La alegría que llenaba la base naval se notó mucho más en la espléndida cena ofrecida por el comisionado, y Jack volvió a sentirla cuando, después de recogida la mesa, contó a sus entusiasmados compañeros de la Armada la memorable batalla repitiendo todos los movimientos de las fragatas con dos maquetas que había sacado del astillero y especificando qué velas y qué partes del aparejo habían sido derribadas en cada momento.
También se notó en la cena ofrecida por el comandante del puerto. Colpoys estaba muy contento y cantó mientras él subía la escalera, y la dueña de la casa estaba radiante de alegría y hablaba mucho, a pesar de su preocupación por tener que preparar un gran baile con poca antelación. Diana se había contagiado de aquella alegría (a pocas mujeres les gustaban más los bailes que a Diana) y recibió a Stephen muy cariñosamente, besándole en ambas mejillas.
—¡Cuánto me alegra que hayas venido! —exclamó—. Ahora puedo darte la invitación en vez de enviártela. He estado ayudando a lady Harriet a hacerlas desde el desayuno. Vendrán la mitad de los oficiales de la Armada y un gran número de oficiales del Ejército.
—¿Mi invitación? —preguntó Stephen, mirándola a cierta distancia con recelo.
—Tu invitación para el baile, cariño.
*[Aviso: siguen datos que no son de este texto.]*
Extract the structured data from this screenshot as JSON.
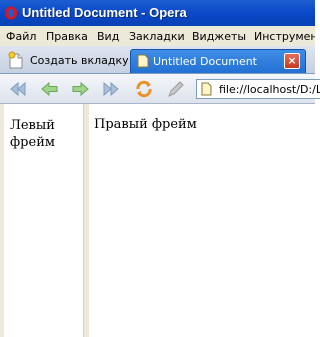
{
  "window": {
    "title": "Untitled Document - Opera"
  },
  "menu": [
    "Файл",
    "Правка",
    "Вид",
    "Закладки",
    "Виджеты",
    "Инструмент"
  ],
  "tabs": {
    "new_tab_label": "Создать вкладку",
    "active_tab_label": "Untitled Document",
    "close_symbol": "×"
  },
  "toolbar": {
    "buttons": [
      "rewind-icon",
      "back-icon",
      "forward-icon",
      "fast-forward-icon",
      "reload-icon",
      "edit-icon"
    ],
    "address": "file://localhost/D:/LE"
  },
  "frames": {
    "left_text": "Левый фрейм",
    "right_text": "Правый фрейм"
  },
  "colors": {
    "title_bar": "#0a46c8",
    "active_tab": "#2f80de",
    "tab_close": "#d9503a",
    "chrome_bg": "#ece9d8"
  }
}
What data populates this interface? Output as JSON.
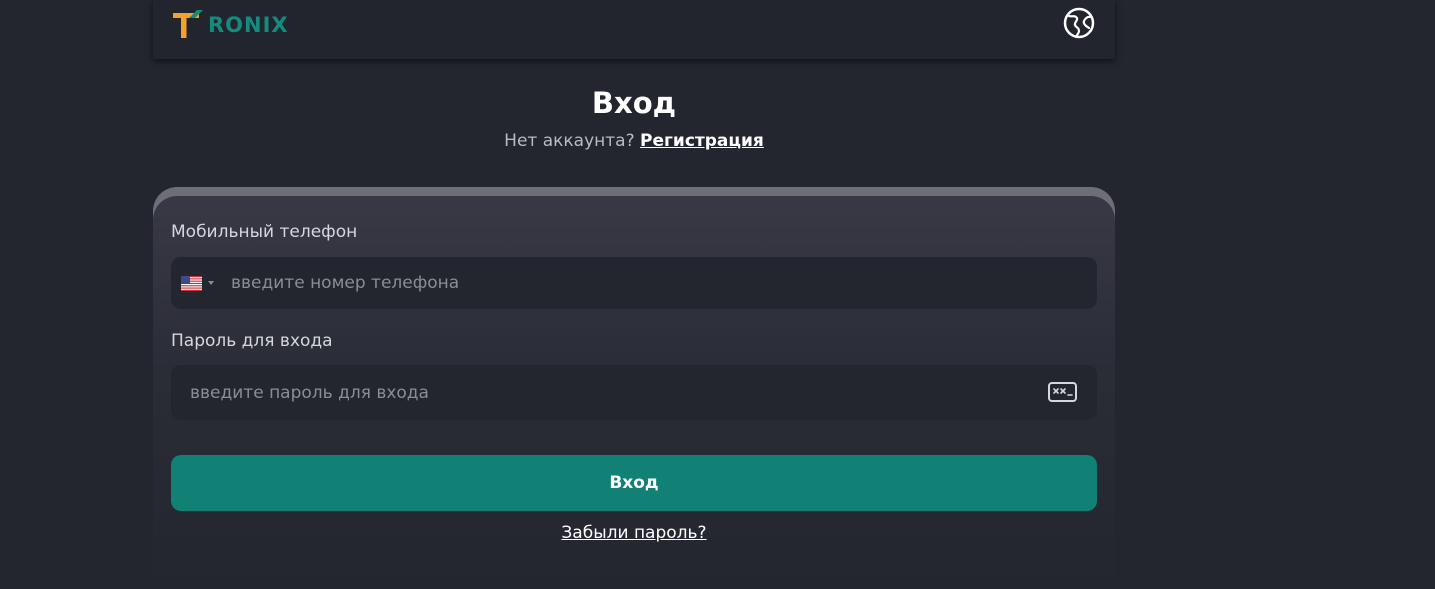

Sabes lo que es eso, ¿no? Es una gran fiesta donde la gente baila. Tú sabes bailar, Stephen, ¿no es cierto?
—A mi manera. La última vez que bailé fue en Melbury Lodge durante la paz. Tuviste la amabilidad de ser mi compañera y bailamos un minué bastante bien. Espero que vuelvas a ser amable conmigo.
—Lo siento, Stephen, pero no puedo ir porque no tengo nada que ponerme. Sin embargo, lo veré desde el balcón, y podrás llevarme un refresco de vez en cuando. Ya verás cómo nos reímos de los que bailan.
—¿No trajiste nada en tu baúl?
—No tuve tiempo para escoger la ropa y estaba trastornada. Aparte de las joyas, sólo eché algunas enaguas y medias y alguna otra cosa que tenía a mano. De todas maneras, no podía predecir que me invitarían a un baile.
—Hay modistas en Halifax, Villiers.
—¡Ah, las modistas de Halifax…! —dijo Diana y se rió con ganas.
Era la primera vez que él la oía reír desde que se habían encontrado en Estados Unidos y eso le causó una extraña impresión.
—No… —prosiguió—. En este desierto sólo hay una esperanza. Una francesa muy lista que lady Harriet conoce trae cosas de París de contrabando, y esta mañana vino a enseñarnos un montón de ellas, entre las que había un vestido de lustrina azul que nos gustó a las dos. Lady Harriet no puede ponérselo, desde luego… Es de mangas hasta aquí y muy escotado por delante y por detrás, y, como ella misma reconoció, la haría parecer una gran estatua. Escogió un vestido de muselina color
merde d'oie
que es espantoso, pero al menos la cubre por completo, y se lo están ensanchando. Yo me hubiera comprado el azul, pero madame Chose pide una barbaridad, y necesito que el poco dinero que pude traer me dure mucho. ¿Sabes que zurcí un par de medias anoche? Si estuviera en Londres o en París o incluso en Filadelfia, desataría la sarta de perlas y vendería un par de ellas, pero en este desierto sólo compran imitaciones y filigranas. De lo único que entiendo es de joyas, y sé que sería una estupidez venderlas en Halifax. ¡Las perlas del nabab en Halifax! ¿Puedes concebir que ocurra algo así?